Defining Questions: SEC Modernizes Disclosure to Reg S-K Item 101 requires a description of the registrant`s activities. Prior to the changes, the description was the last five or three years (or a shorter period during which the registrant was in business) plus previous periods if they were important to understanding the overall performance of the business. Item 101(a)(1) included in the required description certain specific events (such as bankruptcy proceedings, significant reclassifications and mergers, acquisition or disposal of significant amounts of assets otherwise in the ordinary course of business) and material changes in business. Paragraph (c) also required a narrative description focused on the dominant business of the registrant and its subsidiaries and all other sectors presented separately in the financial statements, requiring 10 to 12 specific elements in disclosure.

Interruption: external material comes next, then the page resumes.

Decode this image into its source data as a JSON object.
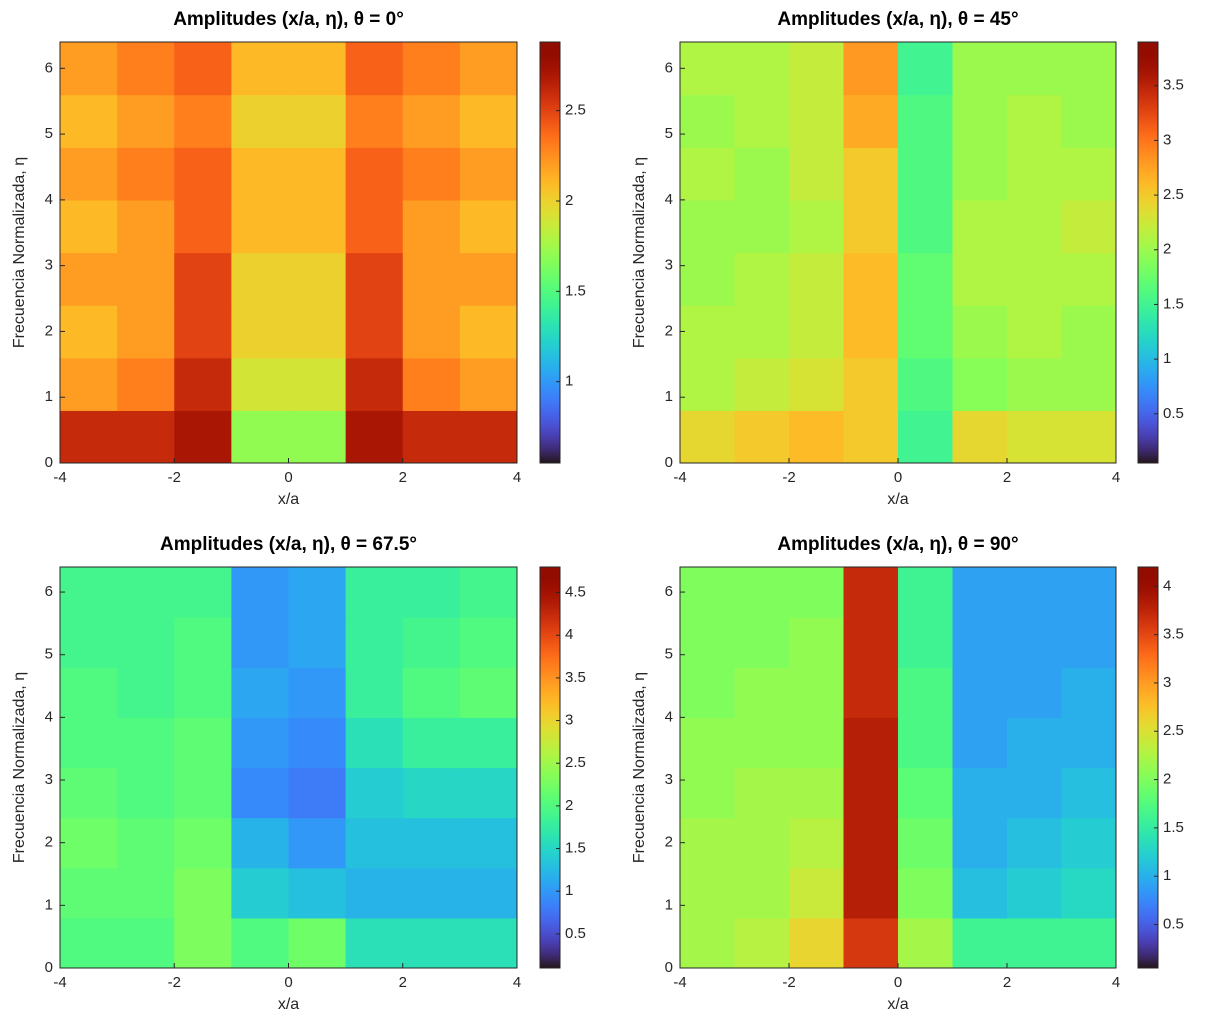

Item 101(c) currently requires a narrative description of the operations of an entity and its subsidiaries and specifies 12 items that should generally be disclosed only if they are material to understanding the entity`s business as a whole. The SEC noted that many companies appear to interpret the current rule as requiring disclosure of each of the 12 specified elements, even if they are irrelevant, resulting in non-material disclosure. 3 The SEC adopted a corresponding amendment to Section 101(h) to allow a small reporting company to provide an update on the general evolution of corporate disclosure instead of a full discussion equivalent to Section 101(a), instead of a full discussion corresponding to Section 101(a), including the ability to provide a hyperlink to a previous filing that provides the full discussion of the General Business Development of the company. The changes are part of the ongoing disclosure effectiveness initiative led by the SEC`s Division of Corporation Finance (Corp Fin) to review and improve the effectiveness of its disclosure requirements for the benefit of investors and corporations. It has been more than 30 years since the SEC significantly revised Sections 101, 103 and 105 of Regulation S-K.

The SEC has amended these elements to make them clearer, principles-based, improve the readability of disclosures, prevent repetitive and intangible disclosures, and reduce the compliance burden on businesses. These changes respond to changes in the regulatory, business and technology environment since the adoption of Regulation S-K and the SEC`s growing demands for human capital disclosure. The changes were also informed by contributions from numerous public comments and Corp Fin`s disclosure review process, including a review of disclosures made by companies in response to the COVID-19 pandemic. The previous item 103 required disclosure of all pending lawsuits, including (by order) environmental protection proceedings with potential penalties amounting to at least $100,000. The amendments remove the specific five- and three-year disclosure periods associated with describing the company`s overall performance. In the future, registrants will be required to disclose information material to understand the evolution of their business “regardless of a specific time frame.” Even after the registrant`s initial presentation, subsequent submissions may include an update on the general evolution of the licensee`s business, disclosing all significant developments that have occurred since the last full discussion on general business development.